Here are some guidelines to help people decide to cast close/reopen votes as well as help you if your question was placed on temporary hold and remains closed.
- First - look at whether the question is really about opinions or debate or discussion. We close questions that are primarily opinion based, so "Why did Apple X" are historically quintessential questions that are opinion based.
- Look for the practical use case being presented. If the question is critical or even ranty, that can be edited out if needed.
- Even very well reasoned questions about historicalj decision points lack a practical item to be solved and might work better on a site about how to run a company or how to engineer a solution as opposed to here where we focus on people that use Apple products to do things (and we don’t try to be a forum or Wikipedia or fan folklore site).
In some cases above, post are often thinly veiled straw men or rants that need substantial edits to removing the debate language and arguments if that allows a real issue to be surfaced and answered. Polite criticism is always welcome here. I enjoy seeing withering shade being cast within the bounds of proper etiquette, so when you want to rip someone or something publicly, do it with style, please.

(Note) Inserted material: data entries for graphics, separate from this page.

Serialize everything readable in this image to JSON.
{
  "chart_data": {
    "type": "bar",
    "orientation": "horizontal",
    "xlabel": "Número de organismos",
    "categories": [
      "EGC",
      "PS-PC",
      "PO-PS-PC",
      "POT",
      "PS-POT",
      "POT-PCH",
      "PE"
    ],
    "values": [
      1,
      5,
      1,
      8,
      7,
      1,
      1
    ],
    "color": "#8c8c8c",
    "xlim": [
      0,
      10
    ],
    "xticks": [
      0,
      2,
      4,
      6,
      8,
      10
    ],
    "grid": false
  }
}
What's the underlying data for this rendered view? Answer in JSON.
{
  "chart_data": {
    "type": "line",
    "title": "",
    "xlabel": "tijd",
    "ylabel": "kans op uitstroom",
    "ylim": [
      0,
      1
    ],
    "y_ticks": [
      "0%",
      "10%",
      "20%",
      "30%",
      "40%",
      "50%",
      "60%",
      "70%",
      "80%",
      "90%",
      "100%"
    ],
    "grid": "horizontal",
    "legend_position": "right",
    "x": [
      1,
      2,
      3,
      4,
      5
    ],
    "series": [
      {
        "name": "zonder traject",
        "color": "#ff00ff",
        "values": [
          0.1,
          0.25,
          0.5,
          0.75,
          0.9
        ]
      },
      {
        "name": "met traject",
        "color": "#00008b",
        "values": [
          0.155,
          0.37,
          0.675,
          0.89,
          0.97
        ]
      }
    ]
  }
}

However, that criticism has to set the stage for a real problem that a real user of Apple products is facing. If the question is merely hypothetical and lacks compelling practical application, then it should be closed until it can be edited. Adding research about what Apple has or has not done helps, but in the end open questions need to state clearly the problem that is to be solved Otherwise, discussions should be held in chat or on another internet user forum of some sort as opposed to this narrowly focused Question and Answer platform.
Here are guidelines that can help you add documented research and clarify a practical question so that we can reopen questions that will allow reasoned answers to be offered.
In a nutshell, here is a template for fixing all the above close reasons if a question you like has been labeled "not practical" or "opinion based" or "off topic":
- I am angry/confused/delighted because: document clearly what Apple has done, has announced, has not done, has not announced.
- Document your efforts to solve your dilemma. (n.b. saying you searched everywhere and tried everything you know isn't documentation. It's lack of effort and shows how little time and thought you spent on organizing your search strategy)
- Frame in some detail what precisely you expect to be able to do with the knowledge you seek. Give numbers, facts, timelines so that this doesn't look like you asking for opinions and instead asking for experience and facts to move your problem a step or two towards resolution if it cannot be solved in a few paragraphs.
- If you can rephrase your question so that the premis is “given that Apple has done X (and link to a reference clearly documenting this), how do I then do Y?” often makes it very easy to realize if the question is on or off topic.